Diabetes is the epitome of “an ounce of prevention is worth a pound of cure.” That was the driving force behind our division’s advocacy efforts that led to a change in Medicaid coverage requirements for continuous glucose monitors (CGM) for children with type 1 diabetes.
The Division of Pediatric Endocrinology and Diabetes at UAB, located at Children’s of Alabama, caters to the majority of children with diabetes in Alabama. Multiple studies in children with type 1 diabetes have confirmed that intensive glucose control reduces the rate of diabetes complications. Traditionally, patients with diabetes check blood sugars at least four times per day. The glucometers require frequent, painful finger pricks to get a drop of blood for testing. In addition, middle-of-the-night checks are often needed to catch dangerously low/high sugar levels.
CGM provides real-time, numerical and graphical information every five minutes and allows patients with diabetes to monitor blood glucose with a reduced patient burden. CGM use can improve glucose control while reducing the frequency of hypoglycemia, lowering hemoglobin A1C, improving time in the range of goal blood glucose and ultimately helping to prevent acute and chronic complications related to diabetes. These devices can be especially helpful to patients with social determinants of health that prevent them from adequately self-monitoring their blood glucose.

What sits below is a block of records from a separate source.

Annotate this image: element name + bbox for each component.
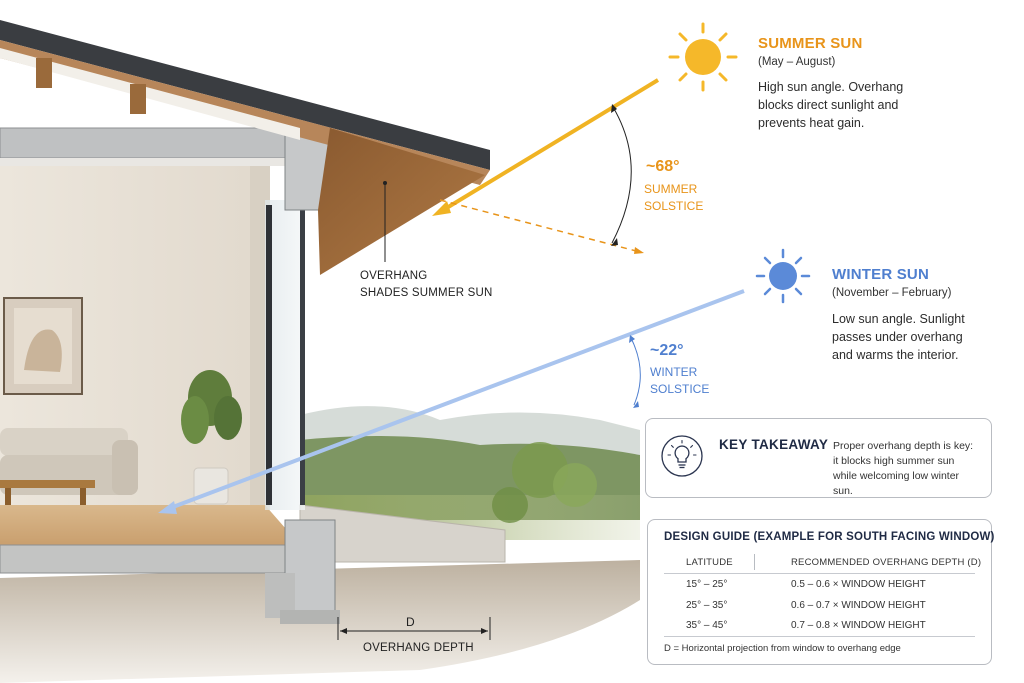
footer-rule bbox=[664, 636, 975, 637]
winter-angle-label-2: SOLSTICE bbox=[650, 382, 710, 396]
design-guide-title: DESIGN GUIDE (EXAMPLE FOR SOUTH FACING W… bbox=[664, 531, 995, 543]
column-divider bbox=[754, 554, 755, 570]
row-latitude: 25° – 35° bbox=[686, 600, 728, 611]
row-latitude: 35° – 45° bbox=[686, 620, 728, 631]
winter-angle-label-1: WINTER bbox=[650, 365, 698, 379]
winter-sun-icon bbox=[755, 248, 811, 304]
depth-dimension bbox=[337, 617, 491, 640]
winter-angle-value: ~22° bbox=[650, 342, 684, 359]
row-latitude: 15° – 25° bbox=[686, 579, 728, 590]
summer-sun-months: (May – August) bbox=[758, 56, 836, 68]
summer-sun-description: High sun angle. Overhang blocks direct s… bbox=[758, 80, 904, 130]
design-guide-col-depth: RECOMMENDED OVERHANG DEPTH (D) bbox=[791, 557, 982, 568]
row-depth: 0.6 – 0.7 × WINDOW HEIGHT bbox=[791, 600, 926, 611]
interior-floor bbox=[0, 505, 300, 545]
winter-sun-ray bbox=[158, 289, 745, 514]
key-takeaway-card: KEY TAKEAWAY Proper overhang depth is ke… bbox=[645, 418, 992, 498]
foundation bbox=[0, 519, 340, 624]
summer-sun-title: SUMMER SUN bbox=[758, 35, 863, 52]
winter-angle-arc bbox=[630, 337, 641, 406]
summer-angle-arc bbox=[611, 106, 632, 244]
depth-symbol: D bbox=[406, 615, 415, 629]
summer-angle-value: ~68° bbox=[646, 158, 680, 175]
overhang-soffit bbox=[318, 128, 485, 275]
design-guide-footnote: D = Horizontal projection from window to… bbox=[664, 643, 901, 654]
winter-sun-description: Low sun angle. Sunlight passes under ove… bbox=[832, 312, 965, 362]
design-guide-col-latitude: LATITUDE bbox=[686, 557, 733, 568]
summer-sun-ray bbox=[432, 78, 660, 254]
overhang-caption-2: SHADES SUMMER SUN bbox=[360, 287, 493, 299]
header-rule bbox=[664, 573, 975, 574]
key-takeaway-title: KEY TAKEAWAY bbox=[719, 437, 829, 452]
overhang-caption-1: OVERHANG bbox=[360, 270, 428, 282]
coffee-table bbox=[0, 480, 95, 514]
sofa bbox=[0, 428, 138, 495]
winter-sun-months: (November – February) bbox=[832, 287, 952, 299]
winter-sun-title: WINTER SUN bbox=[832, 266, 929, 283]
design-guide-card: DESIGN GUIDE (EXAMPLE FOR SOUTH FACING W… bbox=[647, 519, 995, 665]
summer-sun-icon bbox=[668, 22, 738, 92]
summer-angle-label-1: SUMMER bbox=[644, 182, 698, 196]
summer-angle-label-2: SOLSTICE bbox=[644, 199, 704, 213]
depth-caption: OVERHANG DEPTH bbox=[363, 642, 474, 654]
window-frame bbox=[266, 205, 272, 505]
row-depth: 0.7 – 0.8 × WINDOW HEIGHT bbox=[791, 620, 926, 631]
roof bbox=[0, 20, 490, 275]
wall-artwork bbox=[3, 297, 83, 395]
key-takeaway-text: Proper overhang depth is key: it blocks … bbox=[833, 440, 974, 497]
lightbulb-icon bbox=[661, 435, 703, 477]
row-depth: 0.5 – 0.6 × WINDOW HEIGHT bbox=[791, 579, 926, 590]
ceiling-slab bbox=[0, 127, 301, 159]
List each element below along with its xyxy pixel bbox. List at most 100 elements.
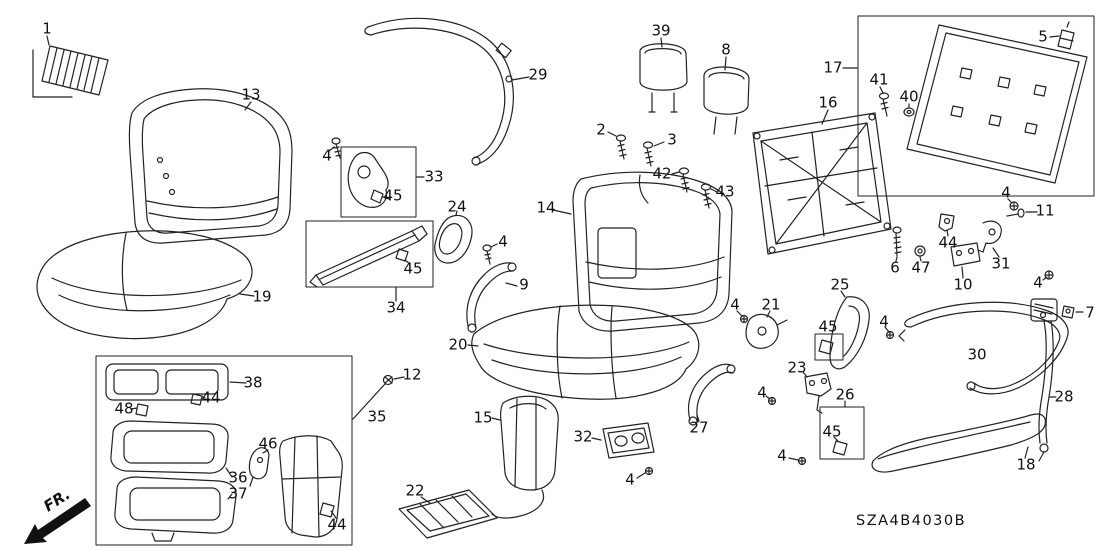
part-callout-4-8[interactable]: 4 [879, 312, 889, 331]
part-callout-37-44[interactable]: 37 [228, 484, 248, 503]
part-callout-45-57[interactable]: 45 [822, 422, 842, 441]
part-callout-28-35[interactable]: 28 [1054, 387, 1074, 406]
part-callout-15-22[interactable]: 15 [473, 408, 493, 427]
part-4-bolt-h [788, 456, 807, 466]
part-22-heater-mat [398, 489, 498, 539]
part-9-hinge-bracket [466, 262, 518, 333]
part-callout-44-51[interactable]: 44 [938, 233, 958, 252]
part-36-armrest-upper [110, 420, 233, 478]
part-callout-30-37[interactable]: 30 [967, 345, 987, 364]
part-callout-48-60[interactable]: 48 [114, 399, 134, 418]
part-31-striker [977, 220, 1002, 258]
part-19-cushion-left [36, 230, 255, 340]
part-callout-4-6[interactable]: 4 [1033, 273, 1043, 292]
diagram-code: SZA4B4030B [856, 513, 966, 529]
part-callout-29-36[interactable]: 29 [528, 65, 548, 84]
part-callout-46-58[interactable]: 46 [258, 434, 278, 453]
part-callout-6-13[interactable]: 6 [890, 258, 900, 277]
part-2-screw [607, 131, 627, 160]
part-17-back-panel [842, 15, 1095, 197]
part-callout-33-40[interactable]: 33 [424, 167, 444, 186]
part-callout-4-9[interactable]: 4 [757, 383, 767, 402]
part-callout-44-52[interactable]: 44 [201, 388, 221, 407]
part-4-bolt-f [884, 326, 895, 340]
part-callout-23-30[interactable]: 23 [787, 358, 807, 377]
part-4-bolt-c [1007, 198, 1019, 211]
part-35-armrest-box [95, 355, 353, 546]
part-callout-4-10[interactable]: 4 [777, 446, 787, 465]
part-callout-12-19[interactable]: 12 [402, 365, 422, 384]
part-callout-16-23[interactable]: 16 [818, 93, 838, 112]
part-callout-20-27[interactable]: 20 [448, 335, 468, 354]
part-callout-41-48[interactable]: 41 [869, 70, 889, 89]
part-4-bolt-g [765, 395, 777, 406]
part-armrest-back-panel [279, 435, 343, 538]
part-callout-45-55[interactable]: 45 [403, 259, 423, 278]
part-callout-44-53[interactable]: 44 [327, 515, 347, 534]
part-1-coil [32, 35, 109, 98]
part-callout-19-26[interactable]: 19 [252, 287, 272, 306]
part-callout-25-32[interactable]: 25 [830, 275, 850, 294]
part-38-tray [105, 363, 247, 401]
fr-arrow-icon [24, 498, 91, 544]
part-28-cable-latch [1030, 298, 1058, 462]
part-callout-13-20[interactable]: 13 [241, 85, 261, 104]
part-callout-14-21[interactable]: 14 [536, 198, 556, 217]
part-callout-17-24[interactable]: 17 [823, 58, 843, 77]
part-callout-10-17[interactable]: 10 [953, 275, 973, 294]
part-callout-32-39[interactable]: 32 [573, 427, 593, 446]
part-callout-35-42[interactable]: 35 [367, 407, 387, 426]
part-callout-4-4[interactable]: 4 [1001, 183, 1011, 202]
part-callout-24-31[interactable]: 24 [447, 197, 467, 216]
part-callout-5-12[interactable]: 5 [1038, 27, 1048, 46]
part-callout-39-46[interactable]: 39 [651, 21, 671, 40]
part-callout-34-41[interactable]: 34 [386, 298, 406, 317]
part-39-headrest-center [639, 37, 688, 113]
part-callout-40-47[interactable]: 40 [899, 87, 919, 106]
part-25-cover [814, 290, 870, 370]
part-callout-45-54[interactable]: 45 [383, 186, 403, 205]
part-callout-47-59[interactable]: 47 [911, 258, 931, 277]
part-callout-11-18[interactable]: 11 [1035, 201, 1055, 220]
part-callout-4-7[interactable]: 4 [730, 295, 740, 314]
part-7-striker [1061, 305, 1084, 319]
part-callout-18-25[interactable]: 18 [1016, 455, 1036, 474]
part-callout-43-50[interactable]: 43 [715, 182, 735, 201]
part-callout-27-34[interactable]: 27 [689, 418, 709, 437]
part-callout-22-29[interactable]: 22 [405, 481, 425, 500]
part-43-screw [700, 183, 718, 209]
part-callout-38-45[interactable]: 38 [243, 373, 263, 392]
part-4-bolt-b [482, 243, 498, 265]
part-44-clip-b [190, 393, 206, 406]
part-3-screw [642, 141, 665, 167]
part-44-clip-c [319, 502, 337, 519]
part-callout-36-43[interactable]: 36 [228, 468, 248, 487]
part-callout-4-5[interactable]: 4 [498, 232, 508, 251]
part-46-bracket [248, 447, 270, 487]
part-callout-42-49[interactable]: 42 [652, 164, 672, 183]
part-callout-8-15[interactable]: 8 [721, 40, 731, 59]
part-30-cable [898, 301, 1069, 395]
part-callout-9-16[interactable]: 9 [519, 275, 529, 294]
part-4-bolt-e [736, 310, 749, 324]
part-47-washer [914, 245, 926, 262]
part-21-lock [745, 310, 788, 349]
part-41-screw [878, 86, 890, 117]
part-callout-1-0[interactable]: 1 [42, 19, 52, 38]
part-callout-4-11[interactable]: 4 [625, 470, 635, 489]
part-4-bolt-d [1042, 270, 1054, 281]
part-6-bolt [892, 226, 902, 262]
part-callout-45-56[interactable]: 45 [818, 317, 838, 336]
part-10-bracket [950, 242, 981, 279]
part-callout-7-14[interactable]: 7 [1085, 303, 1095, 322]
part-callout-31-38[interactable]: 31 [991, 254, 1011, 273]
part-callout-21-28[interactable]: 21 [761, 295, 781, 314]
part-13-seatback-left [128, 88, 293, 244]
part-callout-26-33[interactable]: 26 [835, 385, 855, 404]
part-callout-2-1[interactable]: 2 [596, 120, 606, 139]
part-callout-3-2[interactable]: 3 [667, 130, 677, 149]
part-callout-4-3[interactable]: 4 [322, 146, 332, 165]
part-18-garnish [871, 413, 1046, 473]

In 2019, our clinic’s baseline CGM use rate for all patients with diabetes was 22 percent, while the national average based on the Type 1 Diabetes Exchange Quality Collaborative was 48 percent. Of the approximately 2,000 children and adolescents with type 1 diabetes at Children’s, around 45 percent of patients had Medicaid insurance. In our commercial insurance population, 50 percent of our total patient population used CGM. In contrast, our coverage rate for those insured by Medicaid was 17 percent, mainly due to the restrictions on coverage of CGM. At that time, Alabama Medicaid required patients to have “severe hypoglycemia” for coverage of CGM, which led to significant inequity between patients with private insurance vs. Medicaid insurance.
Drs. Jessica Schmitt and Mary Lauren Scott initiated a quality improvement project to address disparities in CGM access based on patient insurance. They used plan-do-study-act cycles to reduce the baseline disparity by 10 percent. The interventions targeted improving provider understanding of requirements for CGM coverage, weekly emails to providers detailing the percent of their patients using CGMs, assisting patients with meeting documentation requirements and inserting CGM samples obtained using the Kaul Pediatric Research Institute grant funding. Even though the percentage of patients who had CGM samples inserted in the clinic went up, we realized we could not get continued CGM supplies without meeting the Medicaid criteria.
In 2020, we petitioned Alabama Medicaid to change the CGM coverage policy, specifically to reverse the demonstrated hypoglycemia requirement to provide CGM technology for our patients with type 1 diabetes. All of my colleagues, especially Drs. Jessica Schmitt, Mary Lauren Scott, Margaret Marks, Joycelyn Atchison and Michael Stalvey helped me petition Alabama Medicaid. We explained that the cost of the CGM will be offset by decreased emergency room visits and admissions for diabetic ketoacidosis, hyperglycemia or hypoglycemia. While the yearly cost of CGM per patient may appear high, preventing one patient from having an admission for diabetic ketoacidosis can cover the complete out-of-pocket cost for two to five patients to use a CGM for a year. After months of effort, this became a reality on January 1, 2021, when Medicaid approved CGM use for children with type 1 diabetes who had proof of four blood sugar checks per day. They eliminated the severe hypoglycemia requirement. With the continued effects of our interventions, by late March 2021, the disparity between Medicaid vs. private insurance decreased to 12 percent.
Currently, our sustained weekly CGM use in our clinic for all patients is 81 percent and for patients with Medicaid insurance is 75 percent. This increased use of CGM resulted from our team’s commitment to our patients and our responsibility to improve the quality of life and long-term outcome. We are grateful to Alabama Medicaid for recognizing this opportunity to improve the care of patients with type 1 diabetes and reduce disparities.
Ambika P. Ashraf MD, FAAP, FNLA serves as the Director of the UAB Division of Pediatric Endocrinology and Diabetes and the Medical Director of the Children’s of Alabama Pediatric Endocrinology Clinics.